A 17-year-old female noticed a hard sublingual mass 3 months prior and experienced stiffness during yawning. The oral mucosa then became ulcerated, and a calcified mass was exposed with whitish and partially bluish color. On computed tomography, the mass was ovoid and lobulated with irregular calcification and measured about 30 × 20 mm on the lingual area of the right mandibular body. The calcified mass showed no continuity with the cortical bone of the mandible on X-ray (Fig. 1A); therefore, it was enucleated through simple intraoral dissection at Seoul National University Dental Hospital. The removed specimen was submitted to the Department of Oral Pathology, Gangneung-Wonju National University Dental Hospital (GWNUDH) for analysis. It was composed of cartilaginous and osseous tissues on gross observation. The cartilaginous tissue was approximated to the lingual surface of the mandibular body, while the osseous tissue had grown toward the sublingual area (Fig. 2A). The lesion was diagnosed as BPOP through pathological examination (OS2014-25).
Radiographic views of this study. A Computed tomography of BPOP, an irregularly calcified mass located on the lingual side of the mandibular body without cortical attachment (arrows). A1 Frontal plane.
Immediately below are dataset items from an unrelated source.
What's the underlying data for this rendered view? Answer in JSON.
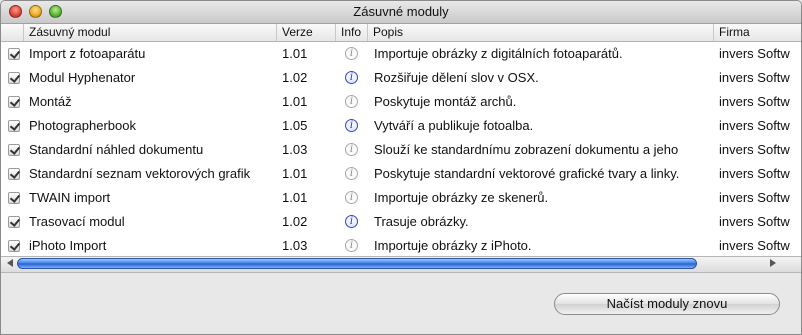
{
  "window": {
    "title": "Zásuvné moduly"
  },
  "table": {
    "columns": [
      "Zásuvný modul",
      "Verze",
      "Info",
      "Popis",
      "Firma"
    ],
    "rows": [
      {
        "enabled": true,
        "name": "Import z fotoaparátu",
        "version": "1.01",
        "info": "inactive",
        "description": "Importuje obrázky z digitálních fotoaparátů.",
        "company": "invers Softw"
      },
      {
        "enabled": true,
        "name": "Modul Hyphenator",
        "version": "1.02",
        "info": "active",
        "description": "Rozšiřuje dělení slov v OSX.",
        "company": "invers Softw"
      },
      {
        "enabled": true,
        "name": "Montáž",
        "version": "1.01",
        "info": "inactive",
        "description": "Poskytuje montáž archů.",
        "company": "invers Softw"
      },
      {
        "enabled": true,
        "name": "Photographerbook",
        "version": "1.05",
        "info": "active",
        "description": "Vytváří a publikuje fotoalba.",
        "company": "invers Softw"
      },
      {
        "enabled": true,
        "name": "Standardní náhled dokumentu",
        "version": "1.03",
        "info": "inactive",
        "description": "Slouží ke standardnímu zobrazení dokumentu a jeho",
        "company": "invers Softw"
      },
      {
        "enabled": true,
        "name": "Standardní seznam vektorových grafik",
        "version": "1.01",
        "info": "inactive",
        "description": "Poskytuje standardní vektorové grafické tvary a linky.",
        "company": "invers Softw"
      },
      {
        "enabled": true,
        "name": "TWAIN import",
        "version": "1.01",
        "info": "inactive",
        "description": "Importuje obrázky ze skenerů.",
        "company": "invers Softw"
      },
      {
        "enabled": true,
        "name": "Trasovací modul",
        "version": "1.02",
        "info": "active",
        "description": "Trasuje obrázky.",
        "company": "invers Softw"
      },
      {
        "enabled": true,
        "name": "iPhoto Import",
        "version": "1.03",
        "info": "inactive",
        "description": "Importuje obrázky z iPhoto.",
        "company": "invers Softw"
      }
    ]
  },
  "buttons": {
    "reload_label": "Načíst moduly znovu"
  },
  "icons": {
    "info": "info-icon",
    "checkbox": "checkmark-icon"
  }
}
A2 Horizontal plane. B Panoramic view of osteochondroma, enlarged left condylar head (arrows)
BPOP. A1 Sublingual ulceration with a whitish calcified mass. A2 Removed mass showing partial bluish color (arrows). A3 BPOP specimen was composed of cartilaginous (1) and osseous (2) tissue. A4 Bizarre chondrocytes (arrows) in cartilaginous tissue. B HE stain. B1–B3 (area 1 of A3). B4, B5 (area 2 of A3). B1 and B3 show core cartilage covered with thick perichondral fibrous tissue. B4 and B5 show anastomosing trabecular bone centered from cartilaginous tissue, mimicking endochondral ossification. C–G IHC stains with no background stain. C PCNA. D BMP-2. E BMP-4. F RUNX2. G OC
A 39-year-old female presented with severe malocclusion and facial asymmetry, which had slowly progressed for 4 years. She was referred to GWNUDH with a chief complaint of slight pain on the left temporomandibular joint during mouth opening. Her left mandibular condyle was severely enlarged with cortico-medullary continuity from adjacent bone structures on orthopantomogram (Fig. 1B). The tumorous condyle was surgically removed by high condylectomy and diagnosed as osteochondroma through pathological examination (S2014-4).